Die technischen Lösungen wurden in einem strategischen Kontext und vor dem Hintergrund wichtiger politischer und operativer Ziele diskutiert. Susanne Weigel vom IVSS-Fachausschuss für Informations- und Kommunikationstechnologie erklärte in der Abschlusssitzung: „Dadurch bot sich eine wirklich gute Perspektive auf strategische und transformationsbezogene Fragen wie Nutzerorientierung, Änderungsmanagement und Strategie.“ Entwürfe zweier neuer IVSS-Berichte wurden vorgestellt, die sich mit digitaler Inklusion und digitaler operativer Resilienz befassen. Nach der Konferenz werden die Berichte anhand von Rückmeldungen der Mitglieder fertiggestellt und sollen auf der IVSS-Website veröffentlicht werden.
Neben strategischen und technischen Lösungen war Data Storytelling ein weiteres zentrales Konzept, das auf der Konferenz näher beleuchtet wurde. Es ist nämlich wichtig, auch über den Wert der IKT für die soziale Sicherheit, für die Nutzer und für die Leistungsempfänger zu kommunizieren. In seiner Abschlussrede betonte IVSS-Generalsekretär Marcelo Abi-Ramia Caetano, „dass wir letztlich nur darum über all diese technischen Aspekte diskutieren, weil wir eine soziale Sicherheit für alle entwickeln und voranbringen möchten“. Die Reise geht also weiter, und das Thema der Informations- und Kommunikationstechnologien wird sicherlich auch auf der Tagesordnung des Weltforums für soziale Sicherheit stehen, das vom 24. bis 28. Oktober 2022 in Marrakesch, Marokko, stattfinden wird.
e-Estonia – Bericht einer Projektbesichtigung
Anlässlich der 16. Internationalen IVSS-Konferenz über Informations- und Kommunikationstechnologie in der sozialen Sicherheit (ICT 2022) organisierte die IVSS mit der Unterstützung des Estnischen Landesrats für Sozialversicherung (Estonian National Social Insurance Board) – dem Ausrichter der Veranstaltung – eine Projektbesichtigung im Informationszentrum von e-Estonia (e-Government in Estland).

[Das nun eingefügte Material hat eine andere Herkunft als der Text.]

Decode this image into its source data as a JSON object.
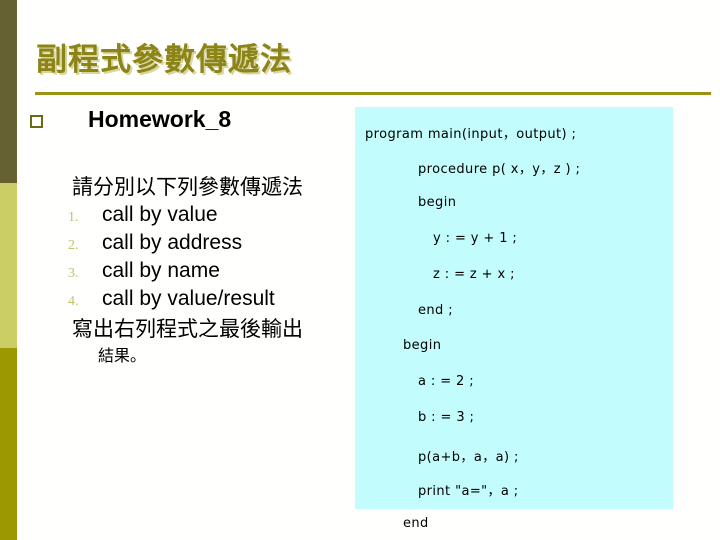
{
  "slide": {
    "title": "副程式參數傳遞法",
    "bullet_icon": "hollow-square-bullet",
    "heading": "Homework_8",
    "intro": "請分別以下列參數傳遞法",
    "methods": [
      {
        "num": "1.",
        "label": "call by value"
      },
      {
        "num": "2.",
        "label": "call by address"
      },
      {
        "num": "3.",
        "label": "call by name"
      },
      {
        "num": "4.",
        "label": "call by value/result"
      }
    ],
    "outro_line1": "寫出右列程式之最後輸出",
    "outro_line2": "結果。"
  },
  "code_panel": {
    "lines": [
      "program  main(input，output) ;",
      "procedure  p( x，y，z ) ;",
      "begin",
      "y : = y + 1 ;",
      "z : = z + x ;",
      "end ;",
      "begin",
      "a : = 2 ;",
      "b : = 3 ;",
      "p(a+b，a，a) ;",
      "print \"a=\"，a ;",
      "end"
    ]
  },
  "colors": {
    "band_top": "#666132",
    "band_mid": "#cbcd65",
    "band_bottom": "#9a9a00",
    "title_text": "#8c8416",
    "rule": "#9a9116",
    "code_panel_bg": "#c2fcfc",
    "list_number": "#c2c46a",
    "body_text": "#000000"
  }
}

Ziel der Projektbesichtigung am 3. Mai 2022 war es, den Teilnehmenden ein besseres Verständnis für die Details und den Umfang der estnischen Digitalstrategie zu vermitteln. Insgesamt 14 Vertreterinnen und Vertreter von Institutionen aus verschiedenen Weltregionen nahmen am Besuch teil und tauschten sich mit lokalen Experten über den einzigartigen digitalen Transformationsprozess des Landes aus.
Die Teilnehmenden erfuhren dabei aus erster Hand, wie die Regierungsbehörden dank Initiativen wie digitaler Sozialschutz (Digital Social Protection), digitale staatliche Dienstleistungen (Digital Government Services), elektronischer Ausweis (Electronic ID) und institutionsübergreifenden Datenaustauschplattformen wie X-Roads miteinander zusammenarbeiten und so über 99 Prozent ihrer Dienstleistungen über digitale Kanäle erbringen.
Der Besuch war ein hervorragendes Beispiel für die internationale Zusammenarbeit von IVSS-Mitgliedsinstitutionen, die nun Innovationen aus Estland auch in ihrem Land umsetzen können.